Novel approach for synergistic capturing of platinum group metals from spent automotive catalysts with Pb-Bi alloy

Abstract

Considering the substantial environmental and economic benefits, the extraction of platinum group metals (PGMs) from spent automotive catalysts (SAC) attracted significant interest. In this paper, a novel method to extract PGMs by Pb-Bi alloy was proposed. In this process, PbO and Bi₂O₃ are initially employed as collectors to extract PGMs. Subsequently, the Pb-Bi-PGMs alloy undergoes oxidative cupellation to enrich PGMs. The feasibility of Pb-Bi for capturing PGMs was confirmed by calculating the Gibbs free energy. A low-temperature slag system comprising CaO-(SiO₂)_0.66(Al₂O₃)_0.34-FeO was designed. Additionally, the parameters affecting the capture process were systematically investigated.

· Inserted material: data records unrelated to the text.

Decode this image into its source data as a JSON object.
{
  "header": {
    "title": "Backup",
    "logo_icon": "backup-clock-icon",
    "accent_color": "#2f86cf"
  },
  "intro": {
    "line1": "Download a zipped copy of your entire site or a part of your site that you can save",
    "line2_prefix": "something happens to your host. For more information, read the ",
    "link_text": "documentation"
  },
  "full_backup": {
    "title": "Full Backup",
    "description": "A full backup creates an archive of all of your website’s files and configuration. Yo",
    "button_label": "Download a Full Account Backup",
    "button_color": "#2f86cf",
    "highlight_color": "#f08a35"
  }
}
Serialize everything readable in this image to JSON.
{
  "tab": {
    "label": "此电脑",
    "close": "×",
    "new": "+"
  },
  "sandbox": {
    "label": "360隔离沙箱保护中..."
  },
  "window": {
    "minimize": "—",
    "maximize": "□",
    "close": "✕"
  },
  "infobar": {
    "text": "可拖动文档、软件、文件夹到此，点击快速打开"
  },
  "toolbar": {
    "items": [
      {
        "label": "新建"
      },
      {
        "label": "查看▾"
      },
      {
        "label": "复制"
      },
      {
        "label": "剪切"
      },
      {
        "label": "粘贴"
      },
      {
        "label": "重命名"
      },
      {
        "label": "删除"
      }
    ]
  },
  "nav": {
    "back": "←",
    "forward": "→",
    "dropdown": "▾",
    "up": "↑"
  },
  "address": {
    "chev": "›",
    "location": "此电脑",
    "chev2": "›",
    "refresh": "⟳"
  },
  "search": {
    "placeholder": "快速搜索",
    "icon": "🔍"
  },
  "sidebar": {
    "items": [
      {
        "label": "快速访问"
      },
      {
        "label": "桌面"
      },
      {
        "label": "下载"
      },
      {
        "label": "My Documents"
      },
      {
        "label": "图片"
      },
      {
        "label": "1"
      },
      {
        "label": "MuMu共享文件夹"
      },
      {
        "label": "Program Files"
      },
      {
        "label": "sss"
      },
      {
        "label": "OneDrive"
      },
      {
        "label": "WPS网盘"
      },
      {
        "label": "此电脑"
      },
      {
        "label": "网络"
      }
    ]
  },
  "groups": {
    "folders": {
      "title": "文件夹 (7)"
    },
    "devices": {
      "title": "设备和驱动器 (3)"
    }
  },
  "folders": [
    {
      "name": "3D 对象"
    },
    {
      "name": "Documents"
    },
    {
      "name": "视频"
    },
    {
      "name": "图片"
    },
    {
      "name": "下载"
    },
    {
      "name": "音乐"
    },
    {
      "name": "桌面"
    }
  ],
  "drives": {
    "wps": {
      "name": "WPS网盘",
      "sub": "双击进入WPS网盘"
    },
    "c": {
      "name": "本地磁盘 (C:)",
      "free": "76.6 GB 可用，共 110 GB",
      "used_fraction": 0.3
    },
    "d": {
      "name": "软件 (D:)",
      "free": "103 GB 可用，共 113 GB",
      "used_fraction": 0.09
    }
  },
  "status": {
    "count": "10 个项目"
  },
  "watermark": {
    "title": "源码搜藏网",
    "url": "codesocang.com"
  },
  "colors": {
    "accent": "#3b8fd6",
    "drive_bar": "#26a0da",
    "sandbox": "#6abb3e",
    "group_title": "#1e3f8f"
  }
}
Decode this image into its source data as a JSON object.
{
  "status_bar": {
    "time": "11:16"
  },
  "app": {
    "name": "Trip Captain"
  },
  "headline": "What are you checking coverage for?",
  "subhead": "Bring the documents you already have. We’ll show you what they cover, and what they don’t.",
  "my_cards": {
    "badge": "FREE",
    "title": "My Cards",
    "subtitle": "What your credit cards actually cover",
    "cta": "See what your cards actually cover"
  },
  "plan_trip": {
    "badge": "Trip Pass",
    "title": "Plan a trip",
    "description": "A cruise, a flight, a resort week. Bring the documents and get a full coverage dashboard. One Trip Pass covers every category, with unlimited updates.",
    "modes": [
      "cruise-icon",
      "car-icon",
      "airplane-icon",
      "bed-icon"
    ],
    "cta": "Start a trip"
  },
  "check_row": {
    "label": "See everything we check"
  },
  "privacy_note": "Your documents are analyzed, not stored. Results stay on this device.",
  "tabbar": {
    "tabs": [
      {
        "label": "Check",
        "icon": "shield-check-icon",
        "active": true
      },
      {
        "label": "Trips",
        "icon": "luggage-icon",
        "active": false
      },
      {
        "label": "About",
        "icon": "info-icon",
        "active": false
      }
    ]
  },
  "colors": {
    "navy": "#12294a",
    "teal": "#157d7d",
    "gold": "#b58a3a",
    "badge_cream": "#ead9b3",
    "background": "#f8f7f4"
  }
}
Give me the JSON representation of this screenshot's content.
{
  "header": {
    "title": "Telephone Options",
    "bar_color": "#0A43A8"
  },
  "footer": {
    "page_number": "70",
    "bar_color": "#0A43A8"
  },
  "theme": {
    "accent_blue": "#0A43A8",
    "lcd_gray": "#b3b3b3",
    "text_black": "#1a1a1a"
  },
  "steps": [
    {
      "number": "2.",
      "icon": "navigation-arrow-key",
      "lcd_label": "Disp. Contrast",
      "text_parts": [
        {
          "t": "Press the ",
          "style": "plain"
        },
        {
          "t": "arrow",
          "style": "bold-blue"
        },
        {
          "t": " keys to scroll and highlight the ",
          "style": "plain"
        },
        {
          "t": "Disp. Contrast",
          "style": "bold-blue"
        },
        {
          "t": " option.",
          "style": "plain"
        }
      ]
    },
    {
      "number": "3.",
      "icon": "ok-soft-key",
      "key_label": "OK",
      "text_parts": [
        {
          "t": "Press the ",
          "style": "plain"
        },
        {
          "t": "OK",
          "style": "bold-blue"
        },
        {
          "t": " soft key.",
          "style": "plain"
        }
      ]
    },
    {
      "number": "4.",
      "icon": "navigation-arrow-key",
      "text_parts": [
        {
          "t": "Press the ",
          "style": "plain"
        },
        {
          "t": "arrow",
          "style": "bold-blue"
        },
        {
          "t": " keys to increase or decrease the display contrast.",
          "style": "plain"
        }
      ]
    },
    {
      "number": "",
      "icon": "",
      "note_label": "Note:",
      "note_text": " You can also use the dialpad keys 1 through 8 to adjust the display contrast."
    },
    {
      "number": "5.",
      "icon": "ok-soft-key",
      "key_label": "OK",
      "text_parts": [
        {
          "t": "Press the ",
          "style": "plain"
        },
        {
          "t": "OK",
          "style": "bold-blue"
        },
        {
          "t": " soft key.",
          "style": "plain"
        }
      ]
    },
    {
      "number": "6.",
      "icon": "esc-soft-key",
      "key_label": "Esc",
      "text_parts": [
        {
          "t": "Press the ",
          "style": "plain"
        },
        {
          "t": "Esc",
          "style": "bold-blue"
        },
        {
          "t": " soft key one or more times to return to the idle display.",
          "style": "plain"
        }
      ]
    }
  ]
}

The optimized conditions were: m(CaO)/m(SiO₂) of 1.0, m(SiO₂)/m(Al₂O₃) of 3.00, m(FeO)/m(SiO₂) of 0.8, $N_{C/(PbO+B{i}_2{O}_3)}$ of 1.0, 1275 °C for 120 min, collector dosage of 100 wt% with m(PbO)/m(Bi₂O₃) of 1/1. Under these conditions, 99.3 % of Pt, 99.19 % of Pd and 98.8 % of Rh were recovered. Furthermore, the capture process of Pb-Bi alloy for PGMs was analyzed, encompassing metal reduction, metal migration and synergistic capture, as well as alloy settlement. Eventually, oxidative cupellation effectively concentrated the PGMs, resulting in an alloy with maximum concentrations of 7.16 % Pt, 13.69 % Pd, and 3.32 % Rh. In summary, this study presents a novel and efficient strategy for extracting PGMs from SAC, addressing the limitations of traditional methods and offering significant potential for industrial application.